Prominent among the correspondents in the papers are Lyman Abbott, Charles Allen, Oakes Ames, Montgomery Blair, Cornelius Newton Bliss, Samuel Bowles, Selwyn Zadock Bowman, Calvin Clifford Chaffee, William Claflin, Schuyler Colfax, Cushman Kellogg Davis, Edward Everett, Joseph R. Hawley, George Frisbie Hoar, Henry Oscar Houghton, John Davis Long, S. S. McClure, Nelson Appleton Miles, John Tyler Morgan, T. J. Morgan, Justin S. Morrill, William P. Porter, Charles Sumner, Lyman C. Thayer, Edward R. Tinker, E. B. Washburne, and Herbert Welsh. Other correspondents include James Gillespie Blaine, Cyrus W. Field, James A. Garfield, Edward Everett Hale, Mark Hopkins, L. Q. C. Lamar, Robert Todd Lincoln, Henry Cabot Lodge, George Brinton McClellan, John W. Noble, Orville Hitchcock Platt, Theodore Roosevelt, Philip Henry Sheridan, John C. Spooner, and Ida M. Tarbell.

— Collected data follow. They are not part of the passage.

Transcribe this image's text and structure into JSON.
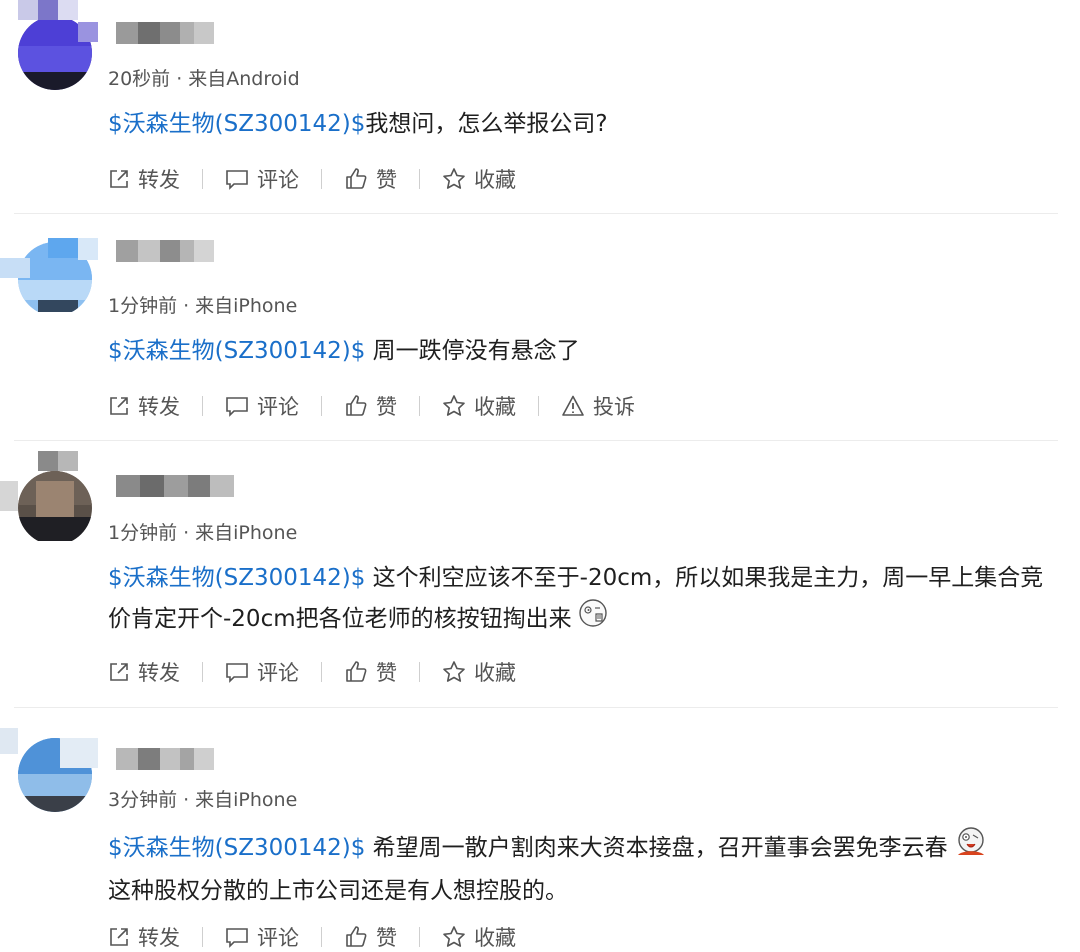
{
  "actions": {
    "repost": "转发",
    "comment": "评论",
    "like": "赞",
    "favorite": "收藏",
    "report": "投诉"
  },
  "posts": [
    {
      "time": "20秒前",
      "source": "来自Android",
      "stock": "$沃森生物(SZ300142)$",
      "text": "我想问，怎么举报公司?",
      "avatar_icon": "avatar-blurred",
      "emoji": ""
    },
    {
      "time": "1分钟前",
      "source": "来自iPhone",
      "stock": "$沃森生物(SZ300142)$",
      "text": " 周一跌停没有悬念了",
      "avatar_icon": "avatar-blurred",
      "emoji": ""
    },
    {
      "time": "1分钟前",
      "source": "来自iPhone",
      "stock": "$沃森生物(SZ300142)$",
      "text": " 这个利空应该不至于-20cm，所以如果我是主力，周一早上集合竞价肯定开个-20cm把各位老师的核按钮掏出来",
      "avatar_icon": "avatar-blurred",
      "emoji": "thinking-face-emoji"
    },
    {
      "time": "3分钟前",
      "source": "来自iPhone",
      "stock": "$沃森生物(SZ300142)$",
      "text": " 希望周一散户割肉来大资本接盘，召开董事会罢免李云春",
      "text2": "这种股权分散的上市公司还是有人想控股的。",
      "avatar_icon": "avatar-blurred",
      "emoji": "bleeding-face-emoji"
    }
  ],
  "colors": {
    "stock_link": "#1a6fc9",
    "text": "#1f1f1f",
    "meta": "#555555",
    "divider": "#ececec"
  }
}
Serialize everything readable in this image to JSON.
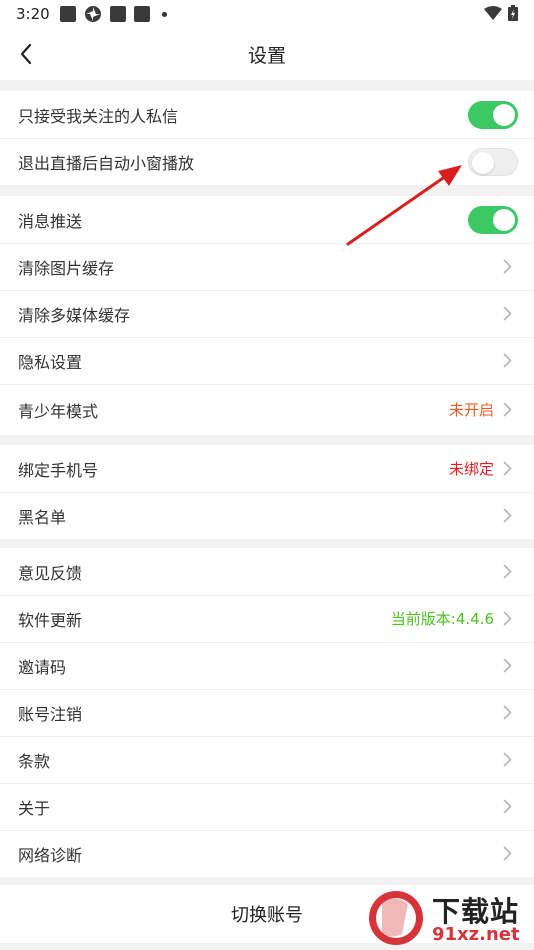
{
  "status_bar": {
    "time": "3:20",
    "icons": [
      "notification-icon",
      "pinwheel-icon",
      "notification-icon",
      "notification-icon",
      "more-dot-icon"
    ],
    "right_icons": [
      "wifi-icon",
      "battery-icon"
    ]
  },
  "nav": {
    "title": "设置",
    "back_icon": "chevron-left-icon"
  },
  "group1": [
    {
      "label": "只接受我关注的人私信",
      "toggle": "on"
    },
    {
      "label": "退出直播后自动小窗播放",
      "toggle": "off"
    }
  ],
  "group2": [
    {
      "label": "消息推送",
      "toggle": "on"
    },
    {
      "label": "清除图片缓存"
    },
    {
      "label": "清除多媒体缓存"
    },
    {
      "label": "隐私设置"
    },
    {
      "label": "青少年模式",
      "value": "未开启",
      "value_color": "#ef5b28"
    }
  ],
  "group3": [
    {
      "label": "绑定手机号",
      "value": "未绑定",
      "value_color": "#e61e1e"
    },
    {
      "label": "黑名单"
    }
  ],
  "group4": [
    {
      "label": "意见反馈"
    },
    {
      "label": "软件更新",
      "value": "当前版本:4.4.6",
      "value_color": "#4cc21f"
    },
    {
      "label": "邀请码"
    },
    {
      "label": "账号注销"
    },
    {
      "label": "条款"
    },
    {
      "label": "关于"
    },
    {
      "label": "网络诊断"
    }
  ],
  "switch_account": "切换账号",
  "watermark": {
    "logo_text": "91",
    "name": "下载站",
    "domain": "91xz.net"
  },
  "colors": {
    "toggle_on": "#3cc964",
    "toggle_off": "#eeeeee",
    "annotation_arrow": "#d81e1e"
  }
}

The Autograph Correspondence Collection includes letters to Dawes and Anna L. Dawes from Charles Francis Adams, Henry Adams, Susan B. Anthony, George Ashmun, Alexander Graham Bell, Maud Ballington Booth, Benjamin F. Butler, Frances Folsom Cleveland, Richard Henry Dana, Grace H. Dodge, Theodore F. Dwight, Samuel A. Eliot, Alice C. Fletcher, John Watson Foster, Richard Watson Gilder, Sir Ben Greet, Edward Everett Hale, George Frisbie Hoar, O. O. Howard, Julia Ward Howe, F. D. Huntington, Sarah Orne Jewett, Frank O. Lowden, S. S. McClure, Simon Newcomb, Alice Freeman Palmer, Gifford Pinchot, Ella Farman Pratt, Vinnie Ream, Alice Robertson, Eliza Ruhamah Scidmore, William H. Taft, Booker T. Washington, Robert C. Winthrop, and Mary Emma Woolley.
An addition to the collection, a letter of 1861 from Dawes to S. D. Brooks commenting on national politics, was interfiled in the General Correspondence, Container 18.